My Little Soapbox of the Day

It's a tiny rant. I promise. No long winded examples, or crushing guilt, or anything like that.

I was just thinking about how opening doors and pulling out chairs for women has kind of become one of those things women - specifically the ones who have feminist leanings - have used to show us all that men still consider us the weaker sex.

I hear it a lot.

"When men open the door for me, it really upsets me, because they're telling me I'm too weak to do it myself."

Okay, first point I'd like to make, it's a door. Not even a raging chauvinist truly believes a woman is too weak to open a freaking door.

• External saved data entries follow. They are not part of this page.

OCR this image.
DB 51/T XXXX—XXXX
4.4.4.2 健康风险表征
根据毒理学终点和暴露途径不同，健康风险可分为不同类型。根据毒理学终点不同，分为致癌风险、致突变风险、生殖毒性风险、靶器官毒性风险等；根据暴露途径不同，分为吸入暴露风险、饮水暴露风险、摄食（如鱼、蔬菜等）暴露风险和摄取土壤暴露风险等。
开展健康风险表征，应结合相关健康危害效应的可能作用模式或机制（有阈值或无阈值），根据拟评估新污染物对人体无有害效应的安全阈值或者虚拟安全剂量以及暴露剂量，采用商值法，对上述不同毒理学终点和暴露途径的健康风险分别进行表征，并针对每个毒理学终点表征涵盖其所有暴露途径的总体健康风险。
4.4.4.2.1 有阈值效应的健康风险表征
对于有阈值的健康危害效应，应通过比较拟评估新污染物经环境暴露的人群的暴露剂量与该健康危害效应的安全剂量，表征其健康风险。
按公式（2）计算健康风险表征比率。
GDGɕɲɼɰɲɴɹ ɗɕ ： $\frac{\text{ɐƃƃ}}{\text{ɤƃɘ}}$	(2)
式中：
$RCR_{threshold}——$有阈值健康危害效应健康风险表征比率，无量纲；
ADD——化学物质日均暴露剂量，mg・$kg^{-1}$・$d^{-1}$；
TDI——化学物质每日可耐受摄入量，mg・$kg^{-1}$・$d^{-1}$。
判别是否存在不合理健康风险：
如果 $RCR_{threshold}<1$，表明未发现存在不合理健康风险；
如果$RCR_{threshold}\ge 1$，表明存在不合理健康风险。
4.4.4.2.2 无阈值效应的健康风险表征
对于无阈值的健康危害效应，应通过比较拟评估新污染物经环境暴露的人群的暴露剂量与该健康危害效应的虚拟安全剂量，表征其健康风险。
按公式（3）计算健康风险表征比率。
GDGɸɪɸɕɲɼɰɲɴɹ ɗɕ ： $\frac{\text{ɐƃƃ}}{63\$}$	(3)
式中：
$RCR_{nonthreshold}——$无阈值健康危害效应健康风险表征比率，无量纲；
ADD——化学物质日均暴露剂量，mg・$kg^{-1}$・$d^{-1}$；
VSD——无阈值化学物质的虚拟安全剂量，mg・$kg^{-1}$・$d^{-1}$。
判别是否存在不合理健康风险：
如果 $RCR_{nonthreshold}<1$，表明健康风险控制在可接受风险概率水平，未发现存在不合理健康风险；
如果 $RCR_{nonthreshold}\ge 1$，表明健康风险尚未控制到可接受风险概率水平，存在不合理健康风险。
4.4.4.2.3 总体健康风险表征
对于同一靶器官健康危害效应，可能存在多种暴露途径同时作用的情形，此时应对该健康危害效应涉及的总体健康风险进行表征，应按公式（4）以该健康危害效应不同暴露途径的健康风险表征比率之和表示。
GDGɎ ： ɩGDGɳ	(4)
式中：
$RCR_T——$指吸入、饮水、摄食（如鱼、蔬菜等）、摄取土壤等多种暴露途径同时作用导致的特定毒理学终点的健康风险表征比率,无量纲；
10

Ah, but it's the symbol! Because this originated as a symbolic gesture indicating that women were weak and needed men to assist them in life. Or, another explanation I've seen is that it's because women were restricted from doing a lot of things, and were compensated by having doors held open for them.

Right?

Ummm...

Probably not, in fact.

I don't actually know where it originated, and I don't care enough about this gesture's history to go back and do actual research. But, if I were to throw out a guess, I'd say it probably had something to do with the ridiculous outfits women used to wear (hoop skirts, anyone?), and the fact that there have been periods in history when opening a door in those getups really was a trial.

That's just a guess, of course. But what really matters, is why do people do it today?

I've known a lot of men - really decent men who definitely didn't see women as "the weaker sex" - who made a point of opening doors for us. And why did they do this?

Because their momma's told them to. And they respected women.

No, seriously.

Without fail, every last one of the guys I've known who hold to traditional ways of treating women (opening car/building doors, walking on the outside of the sidewalk, holding chairs, taking coats, etc.) did it because their mothers taught them that was how men acted when they respected women. It wasn't about "protecting" us, or "doing things we couldn't." It was straight up respect.

These aren't "symbolic gestures indicating the woman needs help." They're small acts of kindness.

And maybe we should start treating them as that: a man showing us kindness, because he respects us.

Assuming that a man is a chauvinist because he opened a door for you seems like an awfully bigoted assumption, don't you think?